Tudo começou quando o homem, que trabalha pela rede municipal através de uma empresa terceirizada, apresentou sintomas e passou por uma avaliação. Amostras foram coletadas e enviadas para análise em um laboratório em Florianópolis.
O hospital informou que seguiu todos os protocolos médicos e que o paciente se recuperou bem, podendo voltar para casa. Além disso, a Secretaria de Saúde do município já havia confirmado que, até agora, não existem casos de mpox em 2026 na cidade.
Entendendo a mpox
A mpox é uma doença causada pelo vírus Monkeypox, que antes era chamada de ‘varíola do macaco’. Ela se espalha principalmente por contato próximo com pessoas infectadas.
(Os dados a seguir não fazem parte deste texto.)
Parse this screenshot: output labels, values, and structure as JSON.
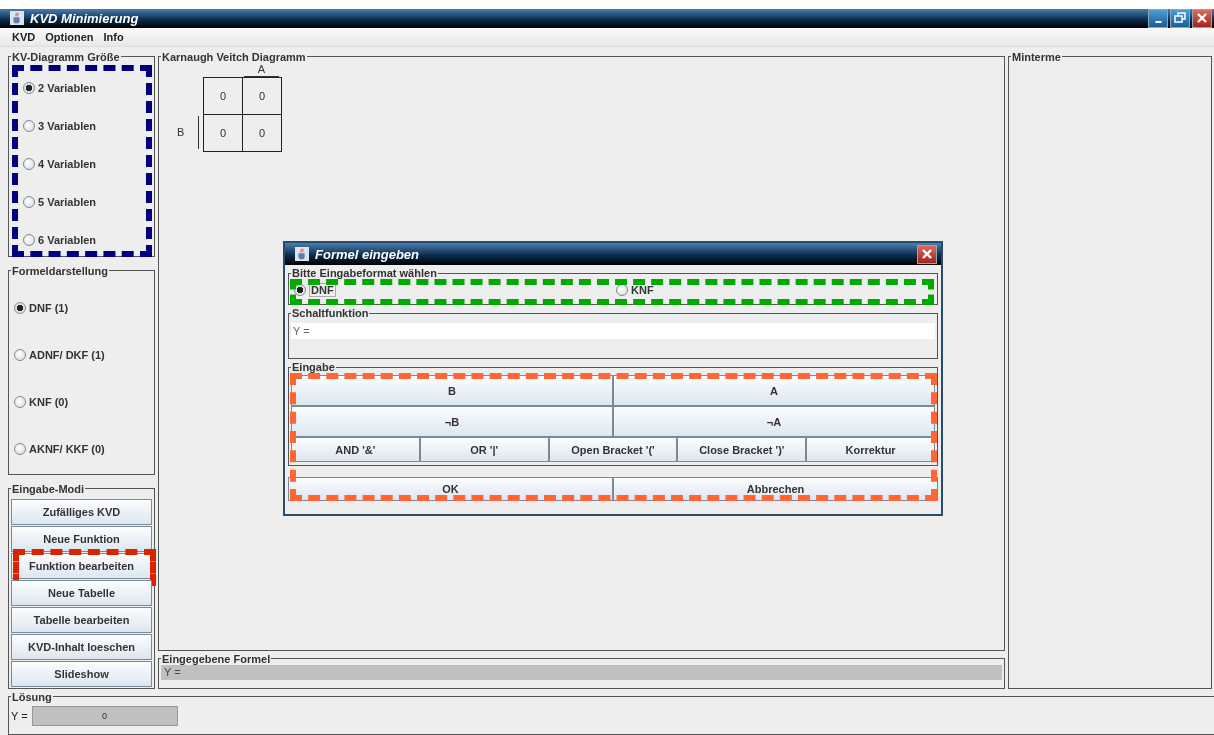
{
  "window": {
    "title": "KVD Minimierung"
  },
  "menu": [
    "KVD",
    "Optionen",
    "Info"
  ],
  "size_group": {
    "title": "KV-Diagramm Größe",
    "highlighted": true,
    "options": [
      {
        "label": "2 Variablen",
        "selected": true
      },
      {
        "label": "3 Variablen",
        "selected": false
      },
      {
        "label": "4 Variablen",
        "selected": false
      },
      {
        "label": "5 Variablen",
        "selected": false
      },
      {
        "label": "6 Variablen",
        "selected": false
      }
    ]
  },
  "format_group": {
    "title": "Formeldarstellung",
    "options": [
      {
        "label": "DNF (1)",
        "selected": true
      },
      {
        "label": "ADNF/ DKF (1)",
        "selected": false
      },
      {
        "label": "KNF (0)",
        "selected": false
      },
      {
        "label": "AKNF/ KKF (0)",
        "selected": false
      }
    ]
  },
  "mode_group": {
    "title": "Eingabe-Modi",
    "buttons": [
      {
        "label": "Zufälliges KVD"
      },
      {
        "label": "Neue Funktion"
      },
      {
        "label": "Funktion bearbeiten",
        "highlighted": true
      },
      {
        "label": "Neue Tabelle"
      },
      {
        "label": "Tabelle bearbeiten"
      },
      {
        "label": "KVD-Inhalt loeschen"
      },
      {
        "label": "Slideshow"
      }
    ]
  },
  "kv_diagram": {
    "title": "Karnaugh Veitch Diagramm",
    "col_label": "A",
    "row_label": "B",
    "cells": [
      [
        "0",
        "0"
      ],
      [
        "0",
        "0"
      ]
    ]
  },
  "entered_formula": {
    "title": "Eingegebene Formel",
    "value": "Y ="
  },
  "minterms": {
    "title": "Minterme"
  },
  "solution": {
    "title": "Lösung",
    "label": "Y =",
    "value": "0"
  },
  "dialog": {
    "title": "Formel eingeben",
    "format_group": {
      "title": "Bitte Eingabeformat wählen",
      "highlighted": true,
      "options": [
        {
          "label": "DNF",
          "selected": true
        },
        {
          "label": "KNF",
          "selected": false
        }
      ]
    },
    "function_group": {
      "title": "Schaltfunktion",
      "value": "Y ="
    },
    "input_group": {
      "title": "Eingabe",
      "highlighted": true,
      "rows": [
        [
          "B",
          "A"
        ],
        [
          "¬B",
          "¬A"
        ],
        [
          "AND '&'",
          "OR '|'",
          "Open Bracket '('",
          "Close Bracket ')'",
          "Korrektur"
        ]
      ]
    },
    "buttons": [
      "OK",
      "Abbrechen"
    ]
  }
}
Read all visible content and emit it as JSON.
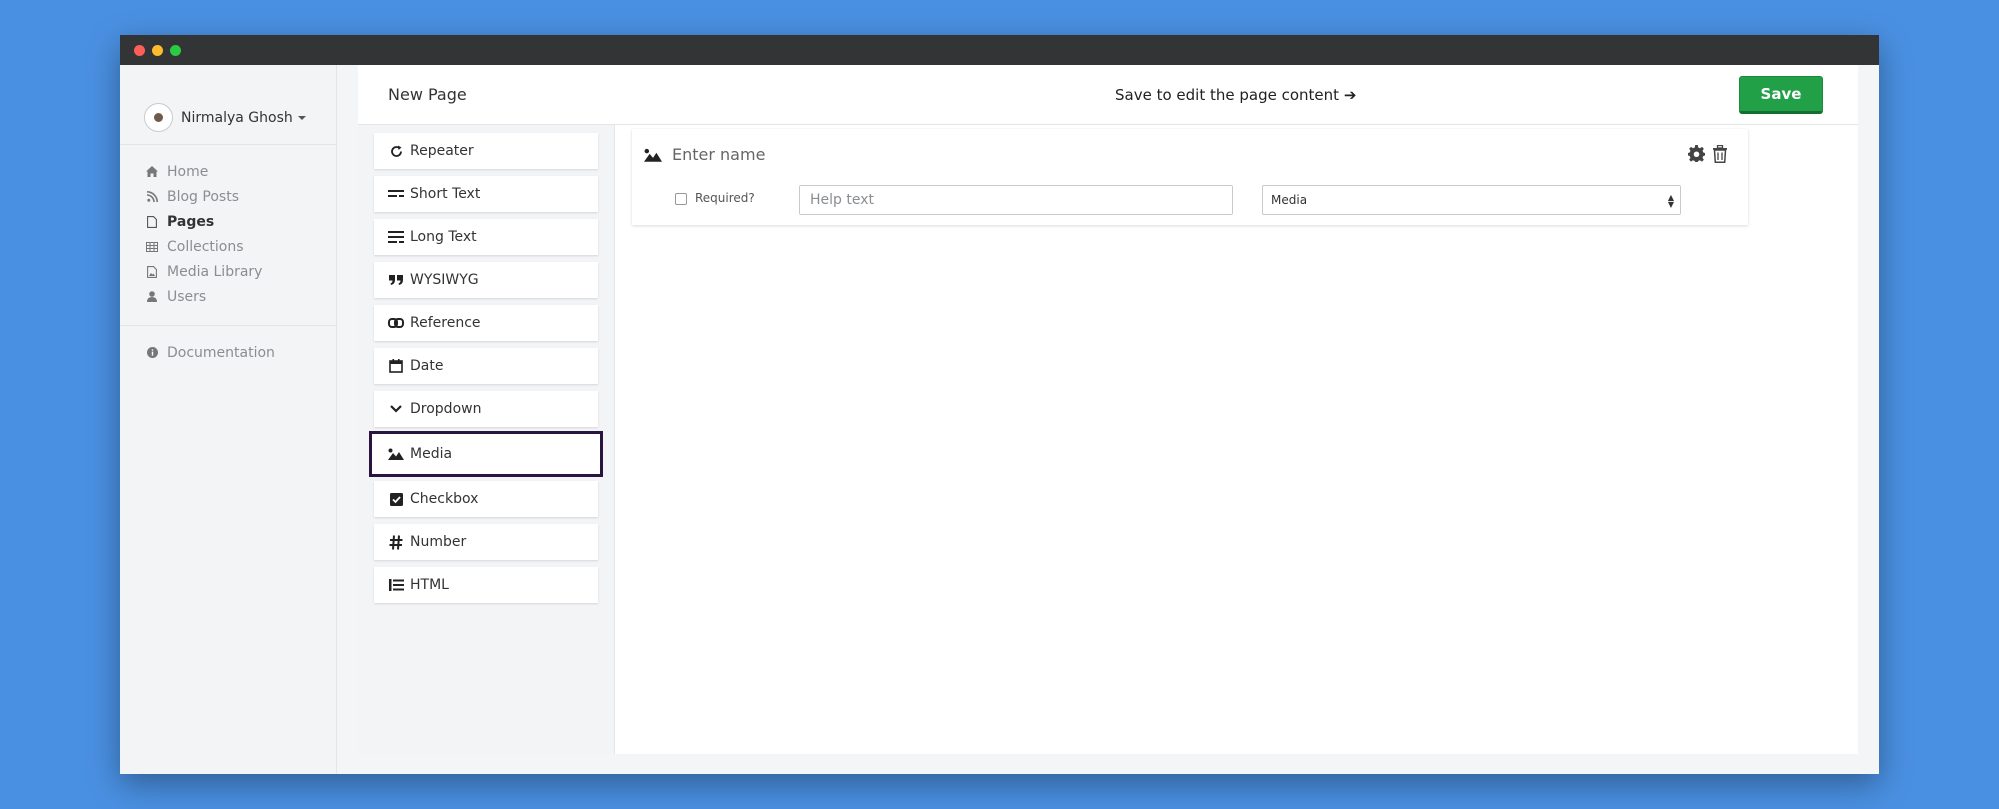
{
  "user": {
    "name": "Nirmalya Ghosh"
  },
  "nav": {
    "items": [
      {
        "label": "Home",
        "icon": "home-icon"
      },
      {
        "label": "Blog Posts",
        "icon": "rss-icon"
      },
      {
        "label": "Pages",
        "icon": "file-icon",
        "active": true
      },
      {
        "label": "Collections",
        "icon": "table-icon"
      },
      {
        "label": "Media Library",
        "icon": "image-file-icon"
      },
      {
        "label": "Users",
        "icon": "user-icon"
      }
    ],
    "documentation": "Documentation"
  },
  "header": {
    "title": "New Page",
    "notice": "Save to edit the page content",
    "notice_arrow": "➔",
    "save_label": "Save"
  },
  "palette": {
    "items": [
      {
        "label": "Repeater",
        "icon": "refresh-icon"
      },
      {
        "label": "Short Text",
        "icon": "short-text-icon"
      },
      {
        "label": "Long Text",
        "icon": "long-text-icon"
      },
      {
        "label": "WYSIWYG",
        "icon": "quote-icon"
      },
      {
        "label": "Reference",
        "icon": "link-icon"
      },
      {
        "label": "Date",
        "icon": "calendar-icon"
      },
      {
        "label": "Dropdown",
        "icon": "chevron-down-icon"
      },
      {
        "label": "Media",
        "icon": "image-icon",
        "selected": true
      },
      {
        "label": "Checkbox",
        "icon": "checkbox-icon"
      },
      {
        "label": "Number",
        "icon": "hash-icon"
      },
      {
        "label": "HTML",
        "icon": "list-icon"
      }
    ]
  },
  "field_card": {
    "name_placeholder": "Enter name",
    "required_label": "Required?",
    "help_placeholder": "Help text",
    "type_value": "Media"
  },
  "colors": {
    "background": "#4a90e2",
    "save_button": "#21a047",
    "selected_outline": "#2a1440"
  }
}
Um dos sintomas mais comuns é o aparecimento de erupções na pele, que parecem bolhas ou feridas, e podem durar de duas a quatro semanas.
Outros sinais que podem aparecer incluem febre, dor de cabeça, dores musculares, dor nas costas, cansaço e inchaço dos gânglios. As lesões podem surgir em várias partes do corpo, como no rosto, nas palmas das mãos, nas solas dos pés, na virilha e nas regiões genitais ou anais.
O que fazer se houver suspeita?
Se você suspeita que está com mpox ou já recebeu um diagnóstico positivo, é fundamental iniciar o isolamento imediatamente. Isso envolve evitar o compartilhamento de itens pessoais como toalhas, roupas, lençóis e utensílios de cozinha, até o fim do período de transmissão, como orienta o Ministério da Saúde.
O tratamento não é curativo, mas foca no alívio dos sintomas e na prevenção de complicações. É sempre bom lembrar: cuidar da saúde é prioridade.